Up here in the northern hemisphere, it's the height of summer. And what two more delightful words follow "summer" than "reading list"?
As a child, I was one of those pale-skinned bookworms who lost herself (and many summer hours) in serial mysteries and horse stories. In college, I drifted through less than compelling June-through-August jobs on a diverting current of space operas; during graduate school, my intellect took a hot weather vacation from the fate of the Earth with cyberpunk (R.I.P.) and English novels. It's been a while since enduring the hottest months of the year also meant having lots of leisure time to crack the covers, but I've still got the summer reading bug. Here's the pile of environmental histories and observations I'm hoping to absorb between now and 23:03 ET on September 22:
The Big Oyster: History on the Half Shell. Author Mark Kurlansky relates the history of New York City from the point of view of a bivalve. Or more precisely, the impact of people's desire for this tasty bivalve, the oyster, on the establishment, economy and ecology of New York City and its surrounding waters. Few think of New York City as a metropolis where the environment or ecology play a significant role. But in The Big Oyster, Kurlansky tells tales of a once-thriving trade that sent New York oysters around the world and helped establish the city. He also dishes up a lot of vibrant detail, like the social scene in old New York oyster cellars, the finer points of oyster husbandry, and nearly three dozen historic recipes for dishes like "collups of oysters" and "oysters roasted."

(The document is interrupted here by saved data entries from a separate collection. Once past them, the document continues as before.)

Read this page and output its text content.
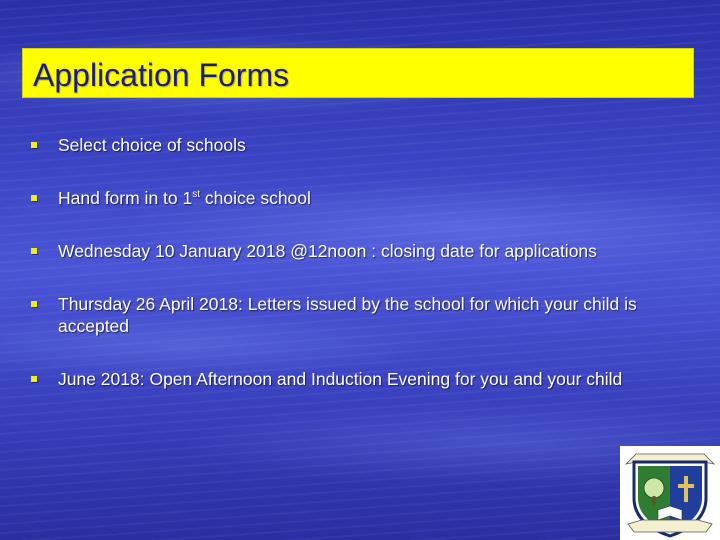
Application Forms
Select choice of schools
Hand form in to 1st choice school
Wednesday 10 January 2018 @12noon : closing date for applications
Thursday 26 April 2018: Letters issued by the school for which your child is accepted
June 2018: Open Afternoon and Induction Evening for you and your child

Beyond Green: Towards a Sustainable Art. Written to accompany an eponymous traveling exhibit, Beyond Green profiles several artists and artist collectives exploring the intersections of environmental, economic and social issues around creating a sustainable future -- while also addressing aesthetic inquiries. Hardcore makers and solvers -- like engineers or environmentalists -- might find the art part a little beside the point, while some art lovers may think art has been altogether lost in the conceptual maze. When I saw the show here in New York City in the spring, I found it a mixed bag, with some of the artists skillfully interweaving and critiquing influences and impulses ranging from neighborhood-based recycling to personal branding.
The Future of Ice: A Journey into Cold. I've put off reading this book for two years because I'm afraid it will break my heart. But lately I feel a deep need for a change of perspective -- something to compliment the hard edges of environmental reporting on how climate disruption is affecting the Arctic. So I'm looking forward to Gretel Erlich's lyricism: "We are made of weather and our thoughts stream from the braid work of stillness and storms." And the cover image of the white-blue glacier transports me away from the record heat we've been enduring in New York, briefly -- but just as effectively as space operas once distracted me between semesters.
And lastly, from the sublime to the
rodential rodentius with Rats: Observations on the History & Habitat of the City's Most Unwanted Inhabitants. Robert Sullivan is the environmental writer I want to be when I grow up. As with his excellent book Meadowlands, Sullivan here finds inspiration for perky non-fiction storytelling in the least palatable -- but totally unavoidable -- facets of urban ecology and environmental history. And, he's funny while he does it.
If you like the subject, then a good complement or more modern update would be John Waldman's "Heartbeats in the Muck". Phillip Lopate's "Waterfront" is also a nice stroll around New York harbor and its history.
Thanks for mentioning those -- I hadn't yet heard of Heartbeats in the Muck. There seem to be a lot of great recent books about the maritime history of New York and the mid-Atlantic -- In The Heart of the Sea is also in my book pile.